CHARLOTTE, N.C. — The Islamic Center of Charlotte is holding a conversation about Islamophobia on Saturday. 

The event aims to discuss whether fear, hatred or hostility against Muslims persists after Sept. 11, 2001, when an Islamic terrorist group carried out attacks on the World Trade Center in New York City and the Pentagon.  

What You Need To Know

  • 20 years after the Sept. 11 attacks, the Islamic Center of Charlotte is holding a conversation about Islamophobia

  • The event, which will include dinner, aims to find whether it remains a concern in Charlotte

  • The talk will take place at 5 p.m. at the Al-Nour Community Center at 8310 Harrisburg Road

According to the Pew Research Center, even though the Muslim population has grown since then in the U.S., many Americans still know little about Islam or Muslims. 

The Pew Research Center states that even though many Americans have negative views toward Muslims or Islam, 53% say they don't know anyone who is Muslim. In addition, 52% say they don't know much or anything about Islam. Americans who know Muslims are more likely to view them in a positive light.

Shamudeen, who is the new leader, or imam, of the Islamic Center of Charlotte, said he's a better person after converting to Islam. 

However, he recalls that not everyone welcomed his religion with open arms after 9/11.

“We have been marginalized, ostracized. We have been made to feel as if we're not citizens, we are not Americans,” Shamudeen said.

 He said four of his tires were slashed, and his car was keyed in Charlotte at some point after 9/11.

 "That to me is small, property can be replaced," Shamudeen said. 

His biggest concern is people fearing Muslims when the majority of them mean well. 

"As a Muslim, we should be kind," Shamudeen said. "We should show compassion and care for everything. And if a person is cruel and he's mean, and he's harsh, then what he's doing at the time is not Islamic. Even though he may claim he's practicing Islam, he's not."

The Saturday event, which includes dinner, is open to Muslims and non-Muslims. 

"We just want to take stock of where we stand. And I would love to hear the opinion of everyone in the community, Muslims and non-Muslims alike, the elders and the youth, women, and men.

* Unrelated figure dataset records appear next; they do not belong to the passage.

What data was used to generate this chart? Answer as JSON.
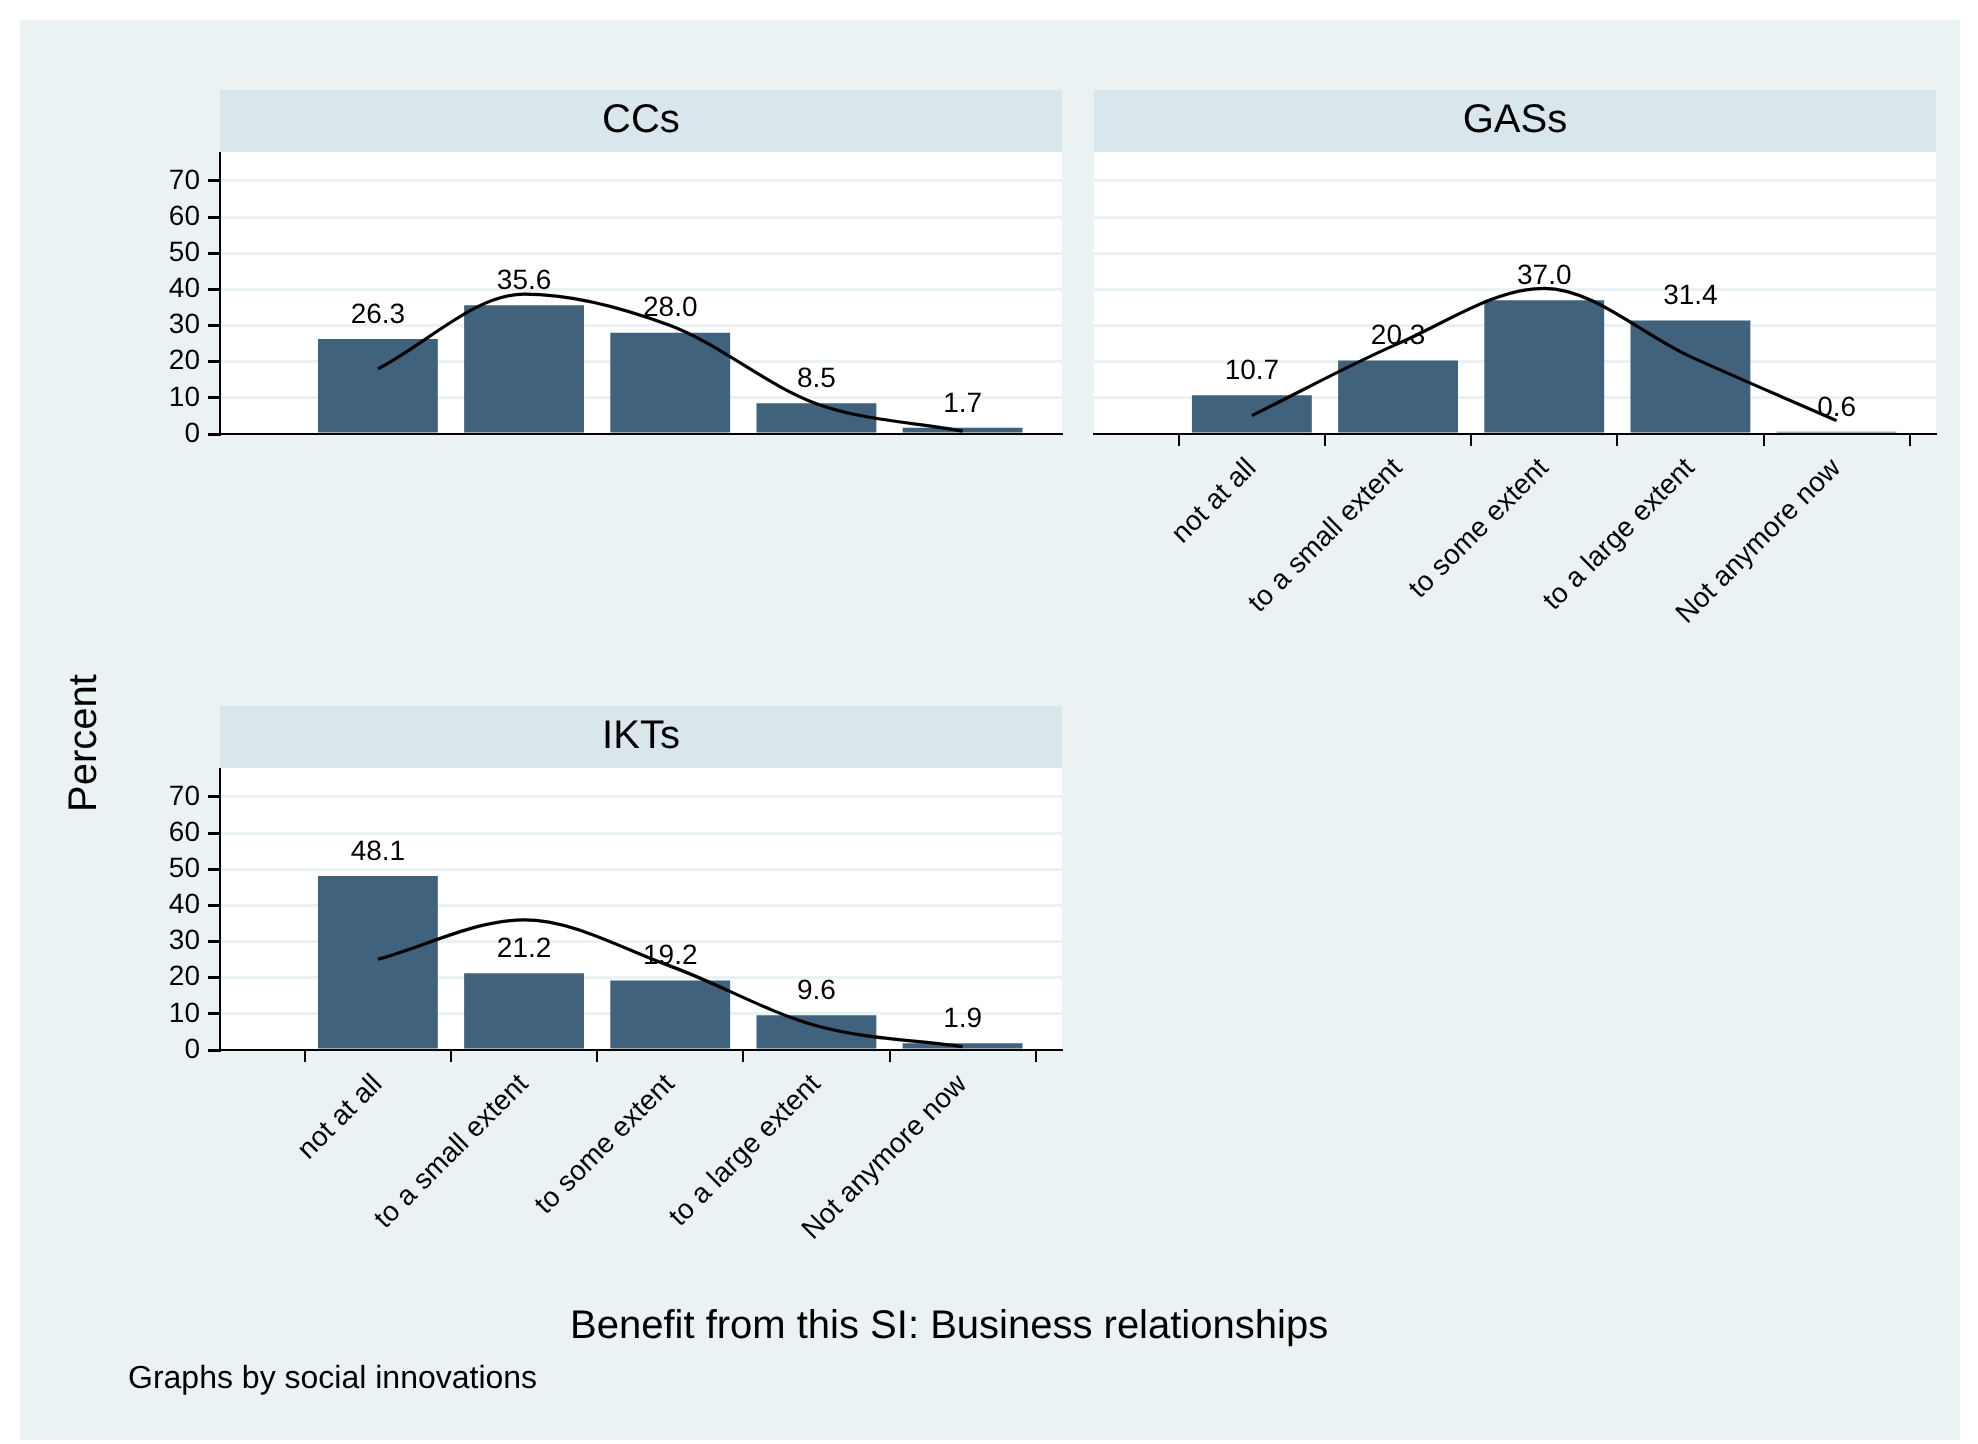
{
  "chart_data": [
    {
      "type": "bar",
      "title": "CCs",
      "categories": [
        null,
        null,
        null,
        null,
        null
      ],
      "ylim": [
        0,
        78
      ],
      "yticks": [
        0,
        10,
        20,
        30,
        40,
        50,
        60,
        70
      ],
      "grid": "y",
      "tick_labels": "y",
      "legend": false,
      "marker": "none",
      "series": [
        {
          "color": "#41627c",
          "values": [
            26.3,
            35.6,
            28.0,
            8.5,
            1.7
          ],
          "value_labels": [
            "26.3",
            "35.6",
            "28.0",
            "8.5",
            "1.7"
          ]
        },
        {
          "type": "line",
          "color": "#000000",
          "values": [
            18.0,
            38.7,
            30.0,
            8.4,
            0.8
          ]
        }
      ]
    },
    {
      "type": "bar",
      "title": "GASs",
      "categories": [
        "not at all",
        "to a small extent",
        "to some extent",
        "to a large extent",
        "Not anymore now"
      ],
      "ylim": [
        0,
        78
      ],
      "yticks": [
        0,
        10,
        20,
        30,
        40,
        50,
        60,
        70
      ],
      "grid": "y",
      "tick_labels": "x",
      "legend": false,
      "marker": "none",
      "series": [
        {
          "color": "#41627c",
          "values": [
            10.7,
            20.3,
            37.0,
            31.4,
            0.6
          ],
          "value_labels": [
            "10.7",
            "20.3",
            "37.0",
            "31.4",
            "0.6"
          ]
        },
        {
          "type": "line",
          "color": "#000000",
          "values": [
            5.1,
            25.0,
            40.3,
            21.4,
            3.7
          ]
        }
      ]
    },
    {
      "type": "bar",
      "title": "IKTs",
      "ylabel": "Percent",
      "xlabel": "Benefit from this SI: Business relationships",
      "annotations": [
        "Graphs by social innovations"
      ],
      "categories": [
        "not at all",
        "to a small extent",
        "to some extent",
        "to a large extent",
        "Not anymore now"
      ],
      "ylim": [
        0,
        78
      ],
      "yticks": [
        0,
        10,
        20,
        30,
        40,
        50,
        60,
        70
      ],
      "grid": "y",
      "legend": false,
      "marker": "none",
      "series": [
        {
          "color": "#41627c",
          "values": [
            48.1,
            21.2,
            19.2,
            9.6,
            1.9
          ],
          "value_labels": [
            "48.1",
            "21.2",
            "19.2",
            "9.6",
            "1.9"
          ]
        },
        {
          "type": "line",
          "color": "#000000",
          "values": [
            25.1,
            36.0,
            23.2,
            6.7,
            0.9
          ]
        }
      ]
    }
  ]
}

How has this affected them so far? How have they coped? What are the coping techniques and mechanisms that they have utilized and what can we do individually and collectively," Shamudeen said. 

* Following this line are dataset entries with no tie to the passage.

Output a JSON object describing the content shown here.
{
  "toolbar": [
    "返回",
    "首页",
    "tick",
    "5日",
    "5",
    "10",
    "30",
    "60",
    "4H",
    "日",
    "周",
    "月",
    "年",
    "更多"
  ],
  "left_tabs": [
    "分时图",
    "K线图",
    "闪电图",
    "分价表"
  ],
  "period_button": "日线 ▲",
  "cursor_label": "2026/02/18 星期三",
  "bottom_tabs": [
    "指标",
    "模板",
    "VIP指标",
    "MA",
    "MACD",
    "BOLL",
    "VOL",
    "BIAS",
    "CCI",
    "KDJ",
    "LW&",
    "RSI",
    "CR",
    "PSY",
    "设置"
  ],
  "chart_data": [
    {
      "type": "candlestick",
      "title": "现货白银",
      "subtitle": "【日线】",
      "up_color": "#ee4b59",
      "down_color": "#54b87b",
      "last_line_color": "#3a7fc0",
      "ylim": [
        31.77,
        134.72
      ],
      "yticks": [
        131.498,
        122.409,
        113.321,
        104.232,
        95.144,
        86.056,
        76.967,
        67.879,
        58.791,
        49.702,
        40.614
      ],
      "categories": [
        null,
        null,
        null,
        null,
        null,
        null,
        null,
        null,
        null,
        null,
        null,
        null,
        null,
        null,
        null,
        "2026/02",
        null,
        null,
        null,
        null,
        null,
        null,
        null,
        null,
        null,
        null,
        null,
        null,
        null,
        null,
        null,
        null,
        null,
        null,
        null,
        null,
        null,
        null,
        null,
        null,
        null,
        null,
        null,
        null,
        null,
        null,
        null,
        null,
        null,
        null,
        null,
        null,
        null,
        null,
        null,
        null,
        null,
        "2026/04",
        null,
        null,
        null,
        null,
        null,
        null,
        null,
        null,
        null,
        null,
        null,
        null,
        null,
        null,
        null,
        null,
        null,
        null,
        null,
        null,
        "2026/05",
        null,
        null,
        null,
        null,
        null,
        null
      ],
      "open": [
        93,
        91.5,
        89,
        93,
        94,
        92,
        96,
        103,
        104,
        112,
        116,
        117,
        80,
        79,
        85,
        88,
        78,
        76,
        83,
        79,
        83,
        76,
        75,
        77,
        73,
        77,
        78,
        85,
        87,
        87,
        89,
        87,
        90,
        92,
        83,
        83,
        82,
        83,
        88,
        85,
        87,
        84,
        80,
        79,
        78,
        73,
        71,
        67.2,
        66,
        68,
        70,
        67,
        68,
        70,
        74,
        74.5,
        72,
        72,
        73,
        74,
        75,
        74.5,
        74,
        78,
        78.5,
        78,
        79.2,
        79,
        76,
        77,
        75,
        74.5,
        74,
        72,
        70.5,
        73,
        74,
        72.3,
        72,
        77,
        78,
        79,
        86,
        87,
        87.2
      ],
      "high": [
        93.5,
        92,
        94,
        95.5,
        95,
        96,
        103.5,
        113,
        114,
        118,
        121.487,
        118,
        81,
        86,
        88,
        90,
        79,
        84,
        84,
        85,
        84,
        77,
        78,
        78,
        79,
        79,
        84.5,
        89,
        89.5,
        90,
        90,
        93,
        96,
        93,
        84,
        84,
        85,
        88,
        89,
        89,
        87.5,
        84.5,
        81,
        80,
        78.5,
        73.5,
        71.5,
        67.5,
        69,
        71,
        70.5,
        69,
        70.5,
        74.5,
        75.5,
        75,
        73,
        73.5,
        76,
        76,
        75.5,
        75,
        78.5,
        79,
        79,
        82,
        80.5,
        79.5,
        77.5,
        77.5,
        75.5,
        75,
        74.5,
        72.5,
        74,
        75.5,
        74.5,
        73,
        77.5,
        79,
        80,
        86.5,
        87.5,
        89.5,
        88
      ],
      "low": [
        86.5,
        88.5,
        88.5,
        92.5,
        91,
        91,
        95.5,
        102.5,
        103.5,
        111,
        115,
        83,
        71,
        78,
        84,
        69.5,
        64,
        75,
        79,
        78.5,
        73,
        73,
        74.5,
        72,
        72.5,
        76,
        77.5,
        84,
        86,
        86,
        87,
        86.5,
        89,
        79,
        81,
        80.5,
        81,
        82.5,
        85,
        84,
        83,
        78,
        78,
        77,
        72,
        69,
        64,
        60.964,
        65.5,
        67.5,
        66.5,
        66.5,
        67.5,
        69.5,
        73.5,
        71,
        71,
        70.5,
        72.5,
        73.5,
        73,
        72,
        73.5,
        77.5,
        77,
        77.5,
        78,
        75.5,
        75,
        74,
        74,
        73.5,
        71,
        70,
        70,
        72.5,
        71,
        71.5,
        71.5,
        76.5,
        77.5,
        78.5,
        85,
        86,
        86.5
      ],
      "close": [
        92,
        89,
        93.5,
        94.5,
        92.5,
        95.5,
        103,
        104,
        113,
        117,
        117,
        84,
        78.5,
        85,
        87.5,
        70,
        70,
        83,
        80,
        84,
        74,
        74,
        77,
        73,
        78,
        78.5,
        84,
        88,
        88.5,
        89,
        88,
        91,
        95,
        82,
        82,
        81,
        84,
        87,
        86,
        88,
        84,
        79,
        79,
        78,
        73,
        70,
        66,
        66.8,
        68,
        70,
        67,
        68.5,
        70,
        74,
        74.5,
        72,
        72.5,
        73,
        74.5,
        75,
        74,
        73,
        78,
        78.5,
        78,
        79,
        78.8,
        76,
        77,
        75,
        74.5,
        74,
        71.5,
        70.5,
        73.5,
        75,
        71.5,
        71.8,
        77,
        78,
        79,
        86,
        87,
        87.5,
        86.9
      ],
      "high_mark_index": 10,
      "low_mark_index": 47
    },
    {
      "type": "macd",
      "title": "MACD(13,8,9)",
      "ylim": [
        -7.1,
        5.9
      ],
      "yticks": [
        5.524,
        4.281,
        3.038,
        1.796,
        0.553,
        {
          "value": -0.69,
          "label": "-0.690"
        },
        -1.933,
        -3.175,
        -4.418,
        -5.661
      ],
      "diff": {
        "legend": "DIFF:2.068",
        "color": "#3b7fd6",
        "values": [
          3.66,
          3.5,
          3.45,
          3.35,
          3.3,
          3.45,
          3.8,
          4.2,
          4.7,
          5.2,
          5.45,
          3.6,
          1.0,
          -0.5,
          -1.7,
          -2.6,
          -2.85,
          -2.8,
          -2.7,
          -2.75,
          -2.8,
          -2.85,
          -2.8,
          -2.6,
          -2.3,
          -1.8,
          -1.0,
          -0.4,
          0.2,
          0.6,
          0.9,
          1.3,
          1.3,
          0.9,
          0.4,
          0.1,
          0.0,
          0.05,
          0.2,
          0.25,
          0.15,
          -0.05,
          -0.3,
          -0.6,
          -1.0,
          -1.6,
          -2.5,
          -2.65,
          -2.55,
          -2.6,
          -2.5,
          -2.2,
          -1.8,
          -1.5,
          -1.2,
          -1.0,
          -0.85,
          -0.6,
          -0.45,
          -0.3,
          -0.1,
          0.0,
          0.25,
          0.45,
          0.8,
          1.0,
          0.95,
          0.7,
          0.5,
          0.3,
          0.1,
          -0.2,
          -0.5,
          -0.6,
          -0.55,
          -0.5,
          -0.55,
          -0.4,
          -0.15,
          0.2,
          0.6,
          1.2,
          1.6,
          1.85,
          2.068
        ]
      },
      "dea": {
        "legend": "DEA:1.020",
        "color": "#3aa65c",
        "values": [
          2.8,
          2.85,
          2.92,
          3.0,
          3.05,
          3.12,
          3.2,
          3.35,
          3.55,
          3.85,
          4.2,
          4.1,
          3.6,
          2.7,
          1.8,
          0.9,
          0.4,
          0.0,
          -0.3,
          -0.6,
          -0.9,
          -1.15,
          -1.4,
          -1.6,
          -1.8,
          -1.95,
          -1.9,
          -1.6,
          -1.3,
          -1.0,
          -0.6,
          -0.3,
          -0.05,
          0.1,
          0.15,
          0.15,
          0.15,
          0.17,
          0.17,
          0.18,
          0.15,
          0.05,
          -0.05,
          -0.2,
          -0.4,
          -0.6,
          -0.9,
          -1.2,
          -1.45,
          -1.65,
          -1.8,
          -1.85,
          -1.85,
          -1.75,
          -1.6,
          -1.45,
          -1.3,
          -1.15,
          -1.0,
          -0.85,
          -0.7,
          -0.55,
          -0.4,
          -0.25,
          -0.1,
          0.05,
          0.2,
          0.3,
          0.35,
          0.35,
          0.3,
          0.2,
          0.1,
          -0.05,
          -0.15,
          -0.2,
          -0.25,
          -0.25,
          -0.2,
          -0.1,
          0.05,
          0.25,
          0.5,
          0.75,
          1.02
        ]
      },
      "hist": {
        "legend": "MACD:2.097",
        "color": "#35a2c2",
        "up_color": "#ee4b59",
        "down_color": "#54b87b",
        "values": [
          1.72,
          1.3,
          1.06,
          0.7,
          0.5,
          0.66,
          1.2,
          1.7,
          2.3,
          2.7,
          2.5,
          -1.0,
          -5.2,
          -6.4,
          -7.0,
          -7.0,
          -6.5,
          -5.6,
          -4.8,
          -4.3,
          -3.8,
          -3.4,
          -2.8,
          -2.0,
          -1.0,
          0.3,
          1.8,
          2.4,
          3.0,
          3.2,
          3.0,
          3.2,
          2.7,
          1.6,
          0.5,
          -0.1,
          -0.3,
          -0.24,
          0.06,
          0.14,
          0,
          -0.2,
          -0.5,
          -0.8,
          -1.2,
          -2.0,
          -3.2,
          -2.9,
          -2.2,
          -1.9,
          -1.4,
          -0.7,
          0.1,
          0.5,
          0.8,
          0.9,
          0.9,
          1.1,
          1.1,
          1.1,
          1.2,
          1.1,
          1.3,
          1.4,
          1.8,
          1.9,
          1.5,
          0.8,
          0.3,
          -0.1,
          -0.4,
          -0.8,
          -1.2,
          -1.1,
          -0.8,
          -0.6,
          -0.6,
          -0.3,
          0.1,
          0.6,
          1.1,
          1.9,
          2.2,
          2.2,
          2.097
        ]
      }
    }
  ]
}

He also said if anyone is interested in knowing more about Islam, he's happy to share more about his religion with them. 

"I'm here to serve people, not only Muslims. If anyone wants to find out more about Islam, I'm here for you, I'm your imam, too," Shamudeen said. 

Shamudeen said if people knew more about Islam, they would realize we are more alike than different. 

"We want good for America and for Americans and for ourselves and our families and for all," Shamudeen said. "And if a person were to do a wrong in the name of Islam, the rest of us are not responsible for that."

The event will be held at 5 p.m. at the Al-Nour Community Center, located at 8310 Harrisburg Road in Charlotte. This location also has classrooms for the Charlotte Islamic Academy.